The Finance Bill contains new powers for the Revenue to apply a 10 per cent "surcharge" in cases where a tax avoidance scheme has been successfully challenged by the Revenue or has led to a tax settlement.
It will also clear up an ambiguity that now exists over when interest on tax owed may begin to mount. Interest on tax owed will begin stacking up from the date the tax would have been due but for the use of the failed avoidance scheme.
However the Bill will also introduce the option, for taxpayers, of their notifying the Revenue of the transaction concerned and its intended tax consequences. In such cases the taxpayer will be protected against both the surcharge and the interest, should the scheme later lead to a tax liability.
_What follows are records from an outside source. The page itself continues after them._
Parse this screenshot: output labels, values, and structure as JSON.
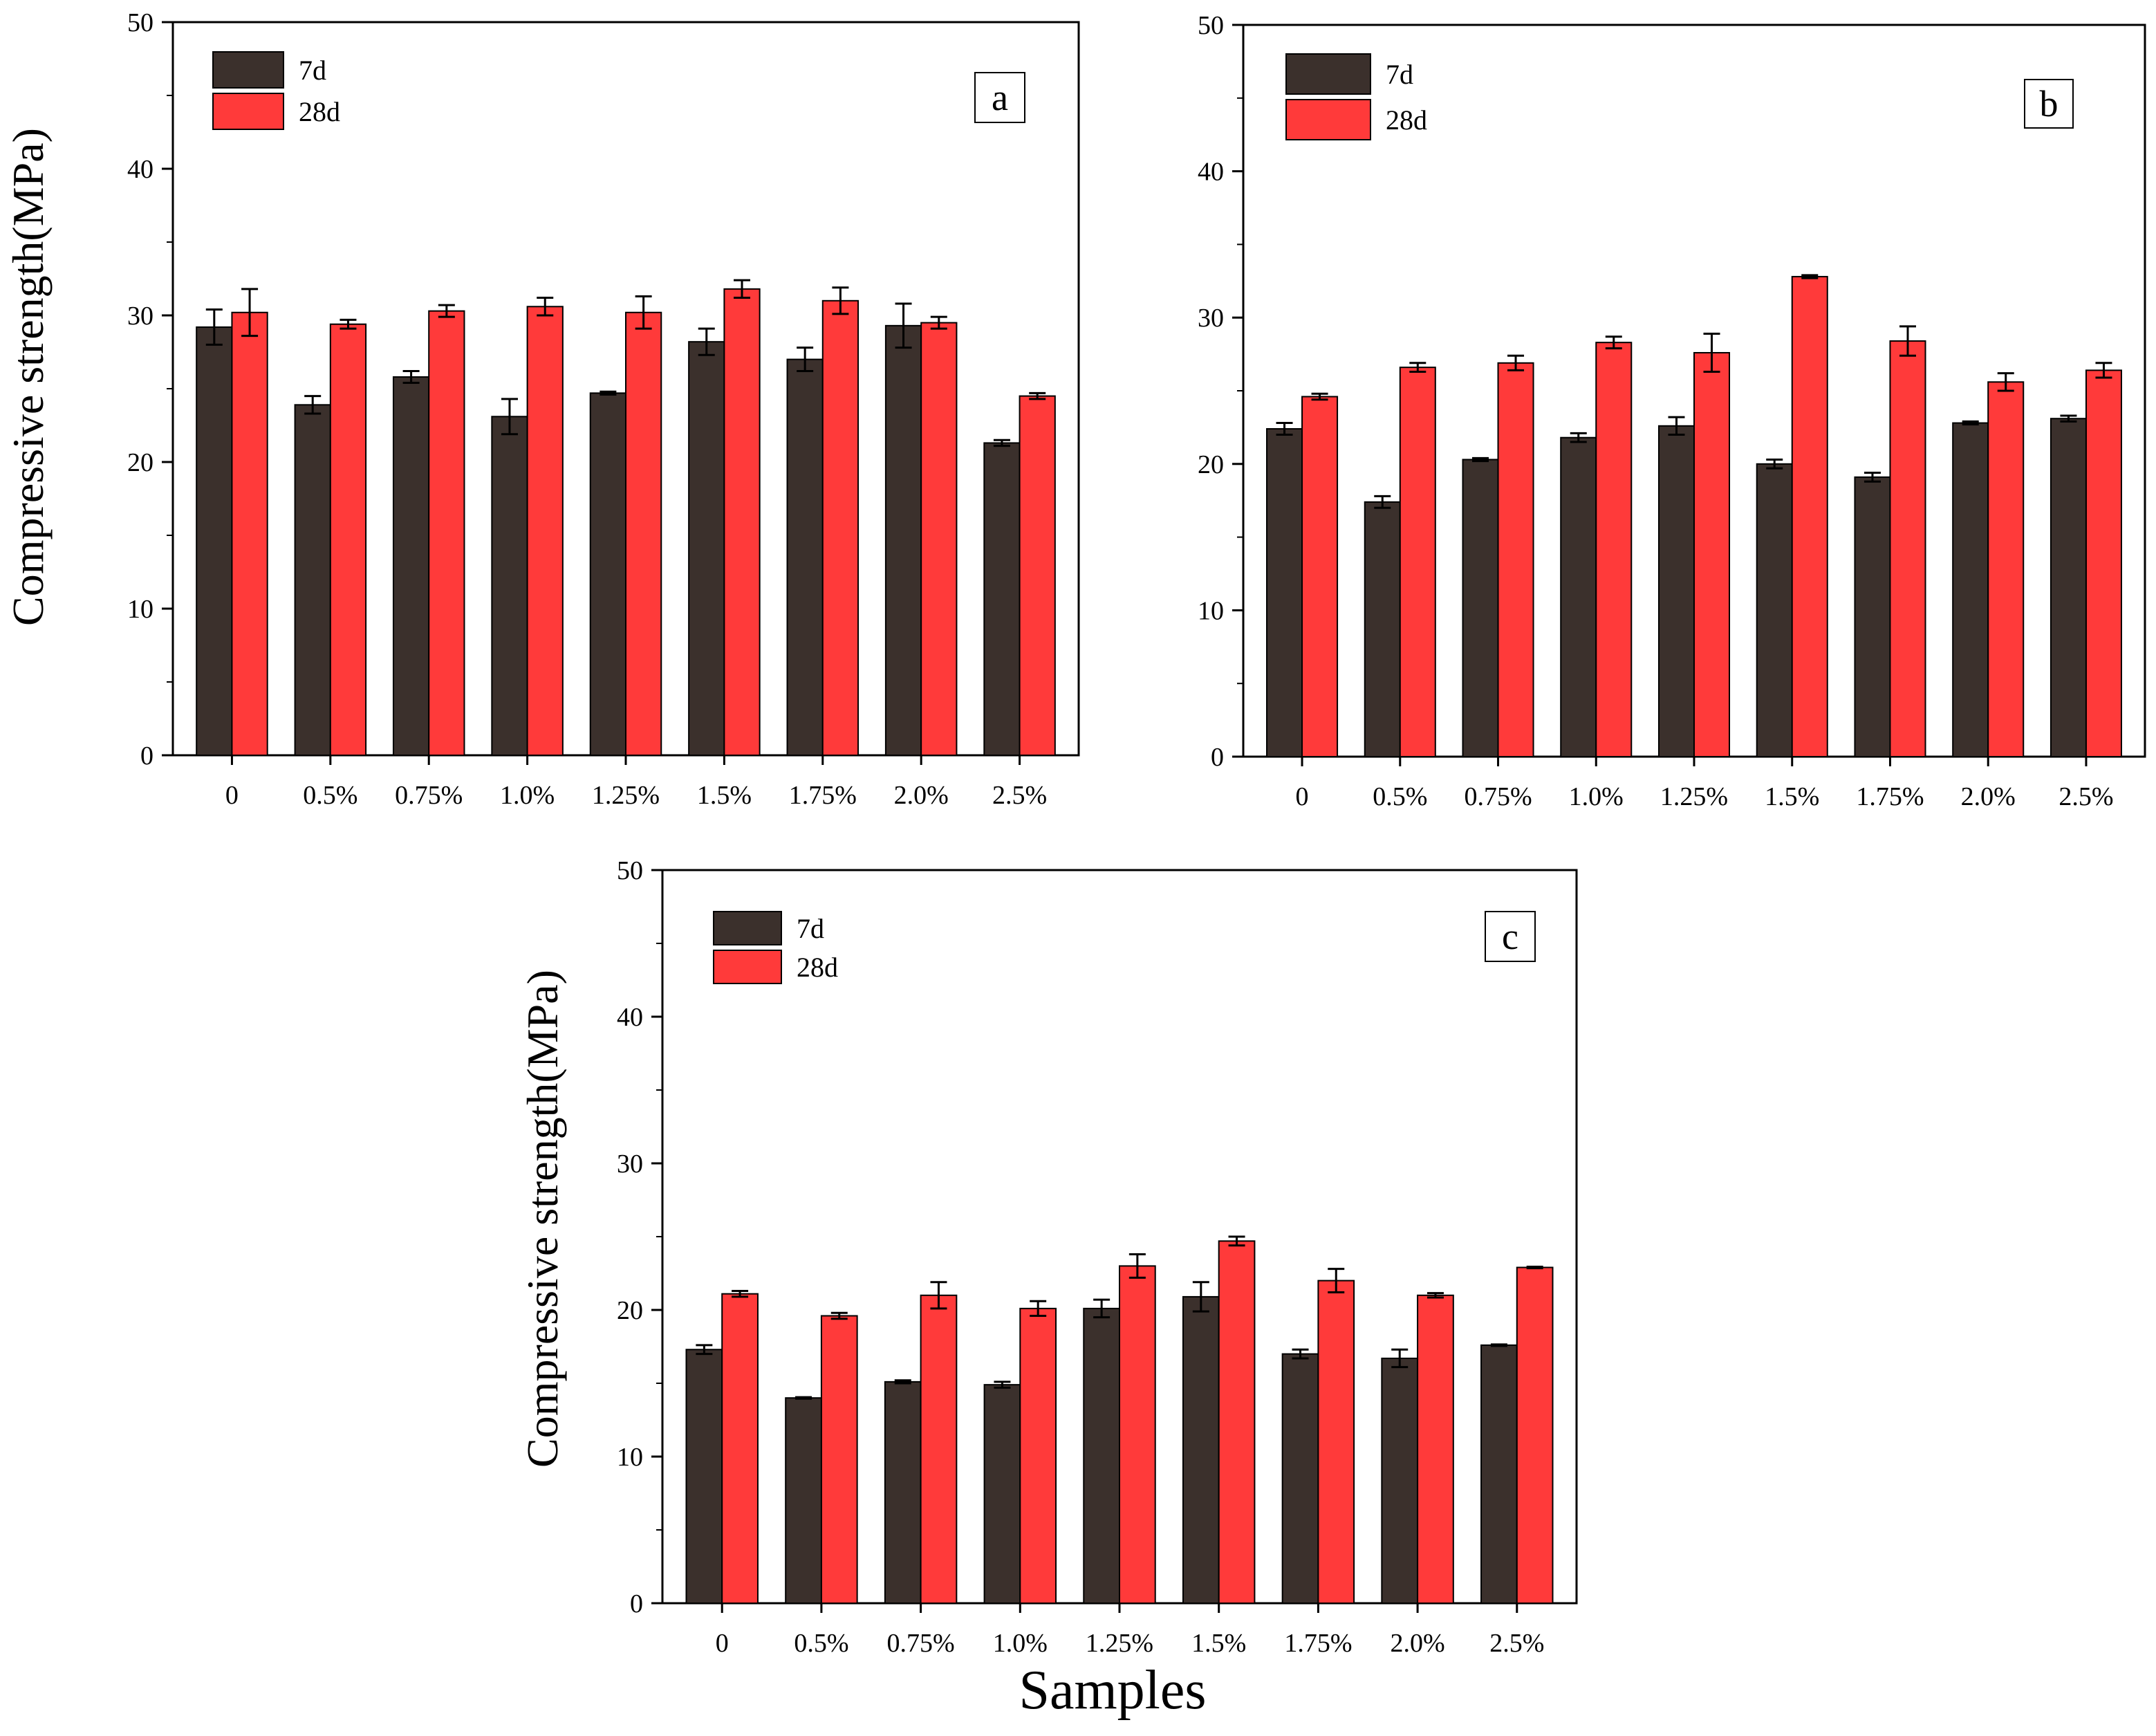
{
  "colors": {
    "7d": "#3b302c",
    "28d": "#ff3a3a",
    "axis": "#000000"
  },
  "chart_data": [
    {
      "type": "bar",
      "panel_label": "a",
      "ylabel": "Compressive strength(MPa)",
      "xlabel": "",
      "ylim": [
        0,
        50
      ],
      "yticks": [
        "0",
        "10",
        "20",
        "30",
        "40",
        "50"
      ],
      "categories": [
        "0",
        "0.5%",
        "0.75%",
        "1.0%",
        "1.25%",
        "1.5%",
        "1.75%",
        "2.0%",
        "2.5%"
      ],
      "legend_position": "top-left",
      "series": [
        {
          "name": "7d",
          "values": [
            29.2,
            23.9,
            25.8,
            23.1,
            24.7,
            28.2,
            27.0,
            29.3,
            21.3
          ],
          "errors": [
            1.2,
            0.6,
            0.4,
            1.2,
            0.1,
            0.9,
            0.8,
            1.5,
            0.2
          ]
        },
        {
          "name": "28d",
          "values": [
            30.2,
            29.4,
            30.3,
            30.6,
            30.2,
            31.8,
            31.0,
            29.5,
            24.5
          ],
          "errors": [
            1.6,
            0.3,
            0.4,
            0.6,
            1.1,
            0.6,
            0.9,
            0.4,
            0.2
          ]
        }
      ]
    },
    {
      "type": "bar",
      "panel_label": "b",
      "ylabel": "",
      "xlabel": "",
      "ylim": [
        0,
        50
      ],
      "yticks": [
        "0",
        "10",
        "20",
        "30",
        "40",
        "50"
      ],
      "categories": [
        "0",
        "0.5%",
        "0.75%",
        "1.0%",
        "1.25%",
        "1.5%",
        "1.75%",
        "2.0%",
        "2.5%"
      ],
      "legend_position": "top-left",
      "series": [
        {
          "name": "7d",
          "values": [
            22.4,
            17.4,
            20.3,
            21.8,
            22.6,
            20.0,
            19.1,
            22.8,
            23.1
          ],
          "errors": [
            0.4,
            0.4,
            0.1,
            0.3,
            0.6,
            0.3,
            0.3,
            0.1,
            0.2
          ]
        },
        {
          "name": "28d",
          "values": [
            24.6,
            26.6,
            26.9,
            28.3,
            27.6,
            32.8,
            28.4,
            25.6,
            26.4
          ],
          "errors": [
            0.2,
            0.3,
            0.5,
            0.4,
            1.3,
            0.1,
            1.0,
            0.6,
            0.5
          ]
        }
      ]
    },
    {
      "type": "bar",
      "panel_label": "c",
      "ylabel": "Compressive strength(MPa)",
      "xlabel": "Samples",
      "ylim": [
        0,
        50
      ],
      "yticks": [
        "0",
        "10",
        "20",
        "30",
        "40",
        "50"
      ],
      "categories": [
        "0",
        "0.5%",
        "0.75%",
        "1.0%",
        "1.25%",
        "1.5%",
        "1.75%",
        "2.0%",
        "2.5%"
      ],
      "legend_position": "top-left",
      "series": [
        {
          "name": "7d",
          "values": [
            17.3,
            14.0,
            15.1,
            14.9,
            20.1,
            20.9,
            17.0,
            16.7,
            17.6
          ],
          "errors": [
            0.3,
            0.05,
            0.1,
            0.2,
            0.6,
            1.0,
            0.3,
            0.6,
            0.05
          ]
        },
        {
          "name": "28d",
          "values": [
            21.1,
            19.6,
            21.0,
            20.1,
            23.0,
            24.7,
            22.0,
            21.0,
            22.9
          ],
          "errors": [
            0.2,
            0.2,
            0.9,
            0.5,
            0.8,
            0.3,
            0.8,
            0.15,
            0.05
          ]
        }
      ]
    }
  ]
}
In 2004 the British government introduced a measure whereby all promoters of certain types of tax avoidance schemes are obliged to notify the Inland Revenue. The new measures here place an onus on the taxpayer rather than the tax practitioner.
The measures concern cases where the Revenue attack the tax scheme under section 811, a measure introduced in 1987 and which targets transactions with no commercial reality other than the objective of avoiding tax.
The chief executive of the Irish Taxation Institute, Mark Redmond, said he believed section 811 cases had been taken "perhaps 10 times" since 1987.
The new provision in the Finance Bill is "very narrow in its scope" and will be "highly focused on extreme cases", he said.
It can potentially apply to cases where the two sides agree a settlement on a scheme that was put in place many years ago. This seemingly "retrospective" element of the scheme was the cause of some surprise yesterday.
The measures are aimed at bringing new tax schemes to the attention of the Revenue earlier than is currently the case.
"It provides a mechanism whereby Revenue might learn about tax avoidance schemes quicker than they might otherwise," said David Smyth, Head of Tax Services at Ernst & Young.